Offenbar wurde die Tragweite des Falls zuerst nicht erkannt: Die Staatsanwaltschaft musste aufgrund ihrer damaligen Kenntnisse eine Einschätzung treffen. Aufgrund der Einschätzung wurde der Fall in der Prioritätenliste entsprechend eingereiht. Das volle Ausmass des Falls wurde dann erst mit der Verhaftung klar. Am Fall waren zwei Staatsanwaltschaften beteiligt: Zuerst die Staatsanwaltschaft Limmattal/Albis, dann die Zürcher Staatsanwaltschaft für Gewaltdelikte.

Erste Verhaftungsaktion im Herbst 2014 war gescheitert

Wie an der Gerichtsverhandlung klar wurde, hatte die Staatsanwaltschaft am 21. Oktober 2014 ihren ersten Vorführungsbefehl an die Polizei übermittelt. Leider konnte die Polizei den Mann dann nicht am Ort auffinden, an dem sie ihn erwartet hatte. Die Haftaktion scheiterte. Daraufhin widmete die Staatsanwaltschaft ihre höchste Priorität wieder anderen Fällen zu und veranlasste später die nächste Verhaftungsaktion. Diese erfolgte dann am 27. Januar 2015.

Das frühere Opfer, das die erste Anzeige erstattete, tat dies eigentlich, um weitere mögliche Opfer vor dem Missbrauch zu schützen. Der heute erwachsene Mann entschied sich damals zur Anzeige, nachdem er den Kinderschänder in einem Auto zusammen mit einem Knaben gesehen hatte.

Das eigentliche Verfahren gegen den Kinderschänder, der vor Gericht einen Grossteil der während rund 20 Jahre erfolgten Übergriffe gestanden hat, geht am 19. Mai weiter: Dann verkündet das Bezirksgericht Dietikon sein Urteil. Die Staatsanwaltschaft hat 13 Jahre Freiheitsstrafe gefordert, die Verteidigung 3 Jahre.

Alles zum Limmattaler Kinderschänder-Fall:

30.3.2017

Anklage des Schreckens: Die Limmattaler Zeitung macht den Fall öffentlich. Ein Mann hat laut Staatsanwaltschaft zwischen 1994 und 2014 acht Kinder missbraucht.

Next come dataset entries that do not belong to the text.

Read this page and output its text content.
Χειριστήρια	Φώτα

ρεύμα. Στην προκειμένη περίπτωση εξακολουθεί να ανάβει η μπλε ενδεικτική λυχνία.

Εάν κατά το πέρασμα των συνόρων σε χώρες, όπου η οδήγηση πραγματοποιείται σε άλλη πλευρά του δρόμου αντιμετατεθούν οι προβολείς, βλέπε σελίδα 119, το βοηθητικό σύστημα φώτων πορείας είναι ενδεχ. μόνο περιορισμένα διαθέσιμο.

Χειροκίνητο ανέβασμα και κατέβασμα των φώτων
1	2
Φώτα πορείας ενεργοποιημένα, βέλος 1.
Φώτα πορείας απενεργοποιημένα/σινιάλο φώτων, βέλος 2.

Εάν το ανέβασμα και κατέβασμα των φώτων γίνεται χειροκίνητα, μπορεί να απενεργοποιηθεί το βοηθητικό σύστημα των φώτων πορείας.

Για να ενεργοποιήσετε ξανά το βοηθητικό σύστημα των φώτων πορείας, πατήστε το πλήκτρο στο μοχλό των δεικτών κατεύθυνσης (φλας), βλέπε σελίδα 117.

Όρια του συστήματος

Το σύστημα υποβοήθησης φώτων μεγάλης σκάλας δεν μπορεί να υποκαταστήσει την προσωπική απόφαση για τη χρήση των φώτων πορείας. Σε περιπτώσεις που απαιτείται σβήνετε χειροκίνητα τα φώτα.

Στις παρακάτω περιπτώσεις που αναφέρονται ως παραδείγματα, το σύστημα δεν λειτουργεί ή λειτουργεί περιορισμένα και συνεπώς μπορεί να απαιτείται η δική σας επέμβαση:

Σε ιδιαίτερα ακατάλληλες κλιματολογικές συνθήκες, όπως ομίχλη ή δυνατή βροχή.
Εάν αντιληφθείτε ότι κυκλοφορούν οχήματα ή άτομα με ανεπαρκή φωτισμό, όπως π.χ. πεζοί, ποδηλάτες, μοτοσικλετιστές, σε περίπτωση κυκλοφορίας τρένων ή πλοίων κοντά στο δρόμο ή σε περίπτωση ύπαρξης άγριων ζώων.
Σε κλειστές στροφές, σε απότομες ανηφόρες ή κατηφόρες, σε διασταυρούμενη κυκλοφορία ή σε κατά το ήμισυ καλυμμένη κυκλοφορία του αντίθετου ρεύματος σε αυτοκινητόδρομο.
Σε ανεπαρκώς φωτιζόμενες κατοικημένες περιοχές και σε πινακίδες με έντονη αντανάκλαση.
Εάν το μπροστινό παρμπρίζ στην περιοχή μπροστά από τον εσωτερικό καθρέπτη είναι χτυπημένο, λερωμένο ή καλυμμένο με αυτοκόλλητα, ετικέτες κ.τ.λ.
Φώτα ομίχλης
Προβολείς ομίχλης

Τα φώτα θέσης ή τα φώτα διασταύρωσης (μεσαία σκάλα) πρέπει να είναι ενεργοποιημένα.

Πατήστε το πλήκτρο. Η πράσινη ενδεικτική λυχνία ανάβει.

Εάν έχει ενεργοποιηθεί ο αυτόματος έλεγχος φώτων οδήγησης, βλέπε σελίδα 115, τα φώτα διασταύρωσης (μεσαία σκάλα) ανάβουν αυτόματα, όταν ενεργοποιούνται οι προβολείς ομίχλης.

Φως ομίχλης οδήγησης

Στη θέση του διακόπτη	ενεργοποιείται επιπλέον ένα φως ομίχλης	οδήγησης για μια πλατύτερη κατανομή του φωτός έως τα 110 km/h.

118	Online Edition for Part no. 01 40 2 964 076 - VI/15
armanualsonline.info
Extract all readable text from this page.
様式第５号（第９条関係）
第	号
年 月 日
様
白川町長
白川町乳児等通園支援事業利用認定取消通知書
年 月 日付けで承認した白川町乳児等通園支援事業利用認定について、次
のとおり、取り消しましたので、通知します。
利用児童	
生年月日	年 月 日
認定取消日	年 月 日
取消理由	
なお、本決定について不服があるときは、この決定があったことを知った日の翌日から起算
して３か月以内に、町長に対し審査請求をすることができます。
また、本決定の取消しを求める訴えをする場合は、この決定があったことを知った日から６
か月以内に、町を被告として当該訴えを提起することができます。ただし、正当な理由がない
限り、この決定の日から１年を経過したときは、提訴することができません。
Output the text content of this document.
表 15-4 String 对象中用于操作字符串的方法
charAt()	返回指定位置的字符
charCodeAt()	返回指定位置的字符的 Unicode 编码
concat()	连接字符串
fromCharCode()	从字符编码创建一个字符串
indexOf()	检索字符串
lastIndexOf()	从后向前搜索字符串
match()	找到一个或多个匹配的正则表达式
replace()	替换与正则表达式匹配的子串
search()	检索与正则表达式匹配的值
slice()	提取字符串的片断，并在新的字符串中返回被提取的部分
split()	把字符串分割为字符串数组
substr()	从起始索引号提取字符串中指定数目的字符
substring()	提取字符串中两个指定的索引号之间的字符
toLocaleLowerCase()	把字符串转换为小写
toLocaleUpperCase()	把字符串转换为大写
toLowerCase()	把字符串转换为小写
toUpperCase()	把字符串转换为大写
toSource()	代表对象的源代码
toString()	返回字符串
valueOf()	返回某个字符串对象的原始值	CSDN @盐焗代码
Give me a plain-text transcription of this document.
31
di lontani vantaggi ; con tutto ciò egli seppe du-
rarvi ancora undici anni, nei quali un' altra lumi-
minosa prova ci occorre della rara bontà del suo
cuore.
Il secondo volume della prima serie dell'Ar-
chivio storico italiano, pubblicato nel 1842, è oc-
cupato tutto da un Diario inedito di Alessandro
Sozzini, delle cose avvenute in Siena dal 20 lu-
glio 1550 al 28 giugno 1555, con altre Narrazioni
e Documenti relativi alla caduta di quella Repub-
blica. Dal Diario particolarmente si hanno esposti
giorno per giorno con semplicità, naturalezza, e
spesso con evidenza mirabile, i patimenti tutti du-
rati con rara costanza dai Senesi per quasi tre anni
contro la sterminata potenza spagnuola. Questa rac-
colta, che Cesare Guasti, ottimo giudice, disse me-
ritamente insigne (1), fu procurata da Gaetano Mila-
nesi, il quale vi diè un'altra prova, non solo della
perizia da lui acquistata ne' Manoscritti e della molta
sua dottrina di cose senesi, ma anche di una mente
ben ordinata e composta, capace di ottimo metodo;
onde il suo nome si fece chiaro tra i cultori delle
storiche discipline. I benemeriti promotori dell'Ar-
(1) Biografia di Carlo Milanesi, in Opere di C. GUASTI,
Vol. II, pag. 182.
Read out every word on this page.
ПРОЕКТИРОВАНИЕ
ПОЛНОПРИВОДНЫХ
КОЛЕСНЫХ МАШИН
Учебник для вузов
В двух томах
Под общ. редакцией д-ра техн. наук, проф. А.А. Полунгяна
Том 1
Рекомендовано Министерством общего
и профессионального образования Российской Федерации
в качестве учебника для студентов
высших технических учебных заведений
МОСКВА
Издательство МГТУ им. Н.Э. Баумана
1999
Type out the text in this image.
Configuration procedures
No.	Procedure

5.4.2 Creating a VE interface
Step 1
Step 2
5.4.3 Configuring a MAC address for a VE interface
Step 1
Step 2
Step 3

In der Anklageschrift heisst es, einer der mehreren hundert Übergriffe sei in einem Pfadilager passiert.

31.3.2017

Bestürzung: Pfadi und Cevi erklären in der Limmattaler Zeitung, was sie gegen Missbrauch unternehmen.

24.4.2017

Fehler in der Anklageschrift: Die Pfadi hat ihre Mitgliederlisten durchforstet und sagt, dass der Beschuldigte nie Mitglied der Pfadi war. Die Limmattaler Zeitung macht öffentlich, dass der Kinderschänder früher wahrscheinlich in der Cevi war.

25.4.2017

Gerichtsverhandlung: Es kommt raus, dass ein Teil der Missbräuche hätte verhindert werden können, da die Verhaftung lange nach der Anzeige stattfand. Zudem bestätigt sich, dass der Mann in der Cevi tätig war. Die Staatsanwaltschaft fordert 13 Jahre Freiheitsstrafe, die Verteidigung 3 Jahre. Weiter zeigt sich, dass sich wegen der Berichterstattung zwei weitere Geschädigte bei den Behörden gemeldet haben.

27.4.2017

Interne Prüfung: Die Oberstaatsanwaltschaft sagt gegenüber TeleZüri, dass sie nun intern prüft, ob beim Fall alles richtig gemacht wurde und insbesondere, wieso die Verhaftung so lange auf sich warten liess.

19.5.2017

Dann will das Bezirksgericht Dietikon das Urteil verkünden. Der Angeklagte hat an der Gerichtsverhandlung einen Grossteil der Übergriffe gestanden. Die Vorwürfe der Anklageschrift würden grundsätzlich zutreffen, sagte er.